• Simbisa to negotiate with suppliers on raw material prices
  • Revenue increased by 7%, rising to USD 157.4 million from USD 146.7 million
  • Plans to open ten new counters by June 2025, including six drive-throughs

Harare-Simbisa Brands Limited, the leading fast-food outlet listed on the Victoria Falls Stock Exchange, is set to enhance supply chain efficiencies and negotiate with suppliers on raw material prices as part of the measures to mitigate the financial impact of the newly introduced fast-food tax, effective January 1, 2025.

In his 2025 national budget, Minister of Finance Economic Development and Investment Promotion Professor  Mtuli Ncube introduced a 0.5% tax on all fast foods which he later reviewed to 1%  in his bid to widen the revenues nets.

‘’In the 2025 National Budget, Zimbabwe introduced a 1% tax on specific fast-food items, effective from 1 January 2025 and the Group is working on solutions to minimise the impact on menu prices whilst preserving margins.

‘’ These include enhancing supply chain efficiencies and engaging suppliers on raw material prices,’’ Chief Executive Officer Basil Dioniso said.

Meanwhile in terms of operations the group reported a 7% revenue increase, rising to USD 157.4 million from USD 146.7 million in the comparative period, with cash generated from operating activities up 39% to USD 29.3 million.

The Zimbabwean market saw a 4% year-on-year revenue growth, primarily driven by a 7% increase in customer count, however there was a 3% reduction in average spend due to the company's decision to lower prices in response to declining disposable incomes amid a tight liquidity policy.

In regional operations, Kenya achieved a 16% revenue growth in USD, fuelled by a 26% increase in real average spend, despite an 8% decline in customer count.

Four new counters were added, bringing the total to 255.

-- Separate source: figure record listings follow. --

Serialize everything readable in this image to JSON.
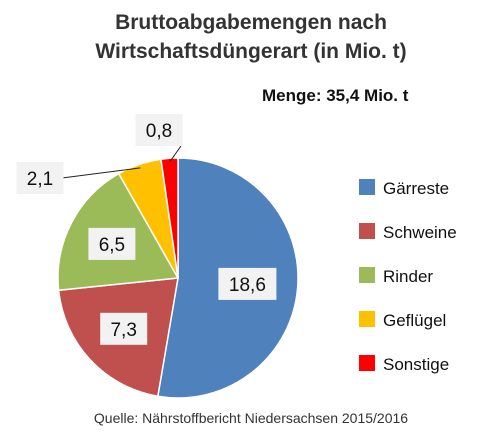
{
  "chart_data": {
    "type": "pie",
    "title_lines": [
      "Bruttoabgabemengen nach",
      "Wirtschaftsdüngerart (in Mio. t)"
    ],
    "subtitle": "Menge: 35,4 Mio. t",
    "source": "Quelle: Nährstoffbericht Niedersachsen 2015/2016",
    "decimal_separator": ",",
    "slices": [
      {
        "label": "Gärreste",
        "value": 18.6,
        "value_label": "18,6",
        "color": "#4F81BD"
      },
      {
        "label": "Schweine",
        "value": 7.3,
        "value_label": "7,3",
        "color": "#C0504D"
      },
      {
        "label": "Rinder",
        "value": 6.5,
        "value_label": "6,5",
        "color": "#9BBB59"
      },
      {
        "label": "Geflügel",
        "value": 2.1,
        "value_label": "2,1",
        "color": "#FFC000"
      },
      {
        "label": "Sonstige",
        "value": 0.8,
        "value_label": "0,8",
        "color": "#FF0000"
      }
    ],
    "legend": {
      "position": "right"
    }
  }
}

The Group closed with a total of 732 counters as at 31 December 2024, of which 611 are company-operated stores.

Meanwhile, Eswatini experienced a 2% year-on-year revenue decline in USD, with a 10% drop in customer count, partially offset by a 9% increase in real average spend, although profit margins remained stable.

Going foward, the company plans to open 10 new stores before June 2025, 6 of which will be drive-throughs, and has earmarked 12 locations for refurbishment by the end of fiscal year 2025 to significantly boost its delivery segment.

Currently, the company is exploring 64 potential new sites for expansion over the next 18 months, including 56 in Zimbabwe, six in Kenya, and two in Eswatini.

Simbisa has added 60 outlets to its refurbishment program, focusing on its more mature store network in Zimbabwe.

To optimize delivery efficiency, Simbisa is leveraging technology, pursuing exclusive delivery agreements, and implementing targeted marketing strategies to meet increasing demand for delivery services.